May is the transition month when warm-season annuals, vegetables, and heat-loving perennials can finally go in the ground. Here is exactly what to plant right now in your zone.

May is the single most urgent planting month of the year. April was about bare roots, cool-season crops, and dreaming. By May, last frost is behind you in most of the country, the soil is warm, and every warm-season annual, vegetable, and heat-loving perennial can finally go in the ground. Miss this window and you spend the rest of the summer looking at gaps you meant to fill.

The catch: May looks wildly different depending on where you live. In zone 4, last frost is still a week or two away. In zone 9, you are already racing summer heat. Here is exactly what to plant in your zone right now.

Last frost by zone (quick reference)

Your last average frost date is the single most important number in your gardening year. These are approximations. Check your specific zip code for local dates.

  • Zone 3: Late May to early June
  • Zone 4: Mid to late May
  • Zone 5: Early to mid May
  • Zone 6: Late April to early May
  • Zone 7: Mid April (safe to plant warm-season in May)
  • Zone 8: Late March to early April
  • Zone 9: February to early March
  • Zone 10: No frost most years

Zones 3-5: Transplant warm-season seedlings and direct sow

This is your moment. After being stuck with cool-season plants through April, May is finally when warm-season plants can go in safely. The window is narrow, so move fast. Anything you plant this week has five more weeks of growth than anything you plant at the end of the month, and that matters when your growing season only runs to September.

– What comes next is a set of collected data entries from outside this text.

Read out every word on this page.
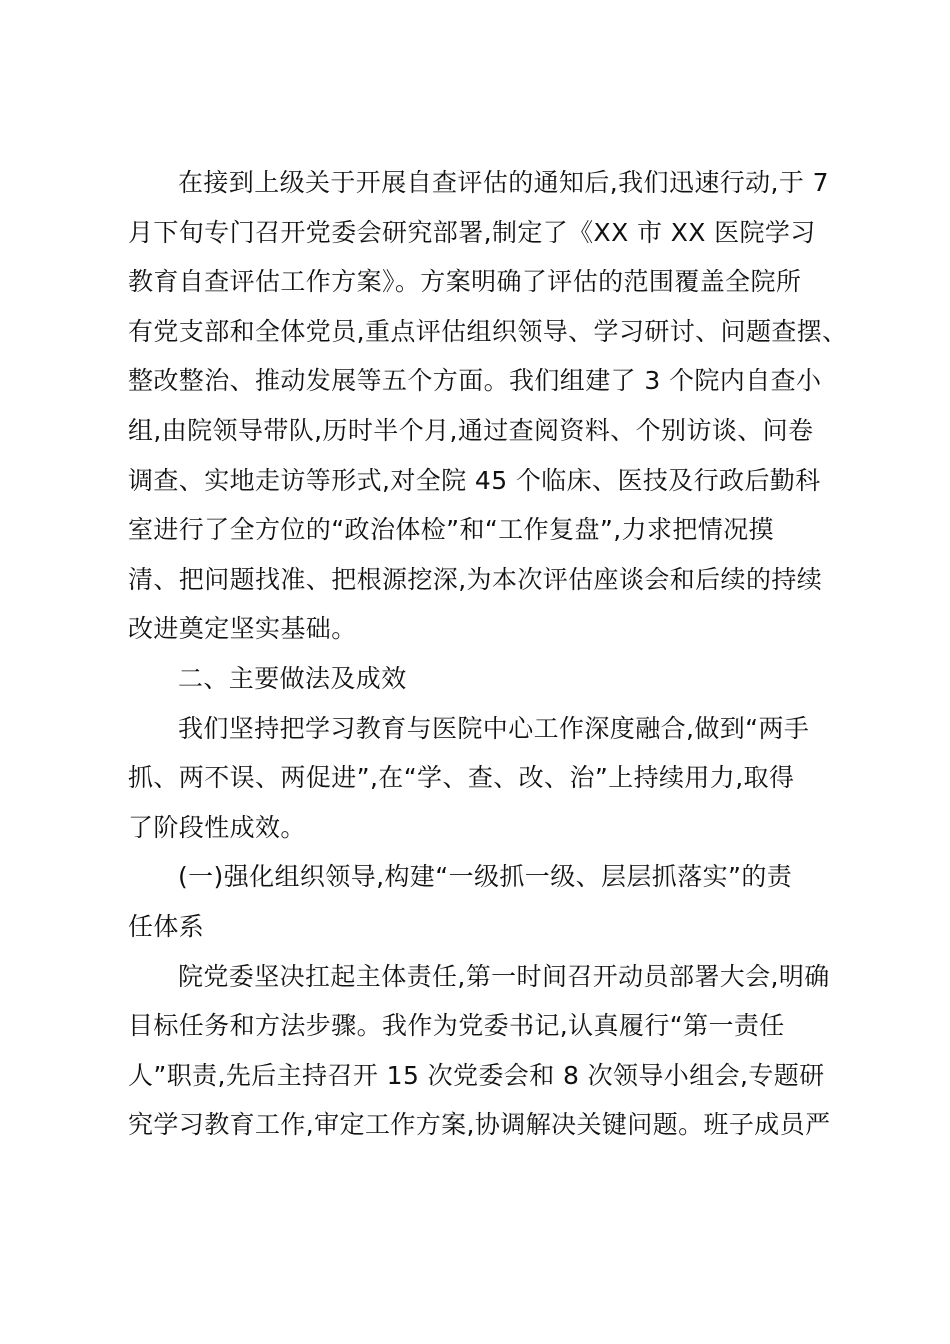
在接到上级关于开展自查评估的通知后,我们迅速行动,于 7
月下旬专门召开党委会研究部署,制定了《XX 市 XX 医院学习
教育自查评估工作方案》。方案明确了评估的范围覆盖全院所
有党支部和全体党员,重点评估组织领导、学习研讨、问题查摆、
整改整治、推动发展等五个方面。我们组建了 3 个院内自查小
组,由院领导带队,历时半个月,通过查阅资料、个别访谈、问卷
调查、实地走访等形式,对全院 45 个临床、医技及行政后勤科
室进行了全方位的“政治体检”和“工作复盘”,力求把情况摸
清、把问题找准、把根源挖深,为本次评估座谈会和后续的持续
改进奠定坚实基础。
二、主要做法及成效
我们坚持把学习教育与医院中心工作深度融合,做到“两手
抓、两不误、两促进”,在“学、查、改、治”上持续用力,取得
了阶段性成效。
(一)强化组织领导,构建“一级抓一级、层层抓落实”的责
任体系
院党委坚决扛起主体责任,第一时间召开动员部署大会,明确
目标任务和方法步骤。我作为党委书记,认真履行“第一责任
人”职责,先后主持召开 15 次党委会和 8 次领导小组会,专题研
究学习教育工作,审定工作方案,协调解决关键问题。班子成员严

Transplant warm-season annuals you started indoors, or buy them from the nursery. Zinnias, cosmos, marigolds, and sunflowers all go in the ground after your last frost date. These germinate so fast from seed that direct sowing is usually the right call. Zinnias sown in late May will be blooming by early July and will not stop until frost. Direct sow beans, squash, cucumbers, and pumpkins once soil temperatures hit 65 degrees.

On the perennial front, this is prime planting time for the summer backbone. Coneflower, black-eyed Susan, bee balm, garden phlox, daylilies, and salvia all establish beautifully when planted in May. They will be small this year but fully rooted and blooming hard by July. Catmint is another excellent May planting, especially in cold zones where it will bloom non-stop from June through September.

Dahlia tubers can go in the ground once the soil warms to 60 degrees, usually mid to late May in zones 3-5. Plant four to six inches deep with the eye facing up. Mark the spots because they will not show above ground for three weeks. Sweet peas and snapdragons are the exception to the warm-season rule. These cool-season annuals still thrive in zone 3-5 spring and can be direct sown now for June bloom.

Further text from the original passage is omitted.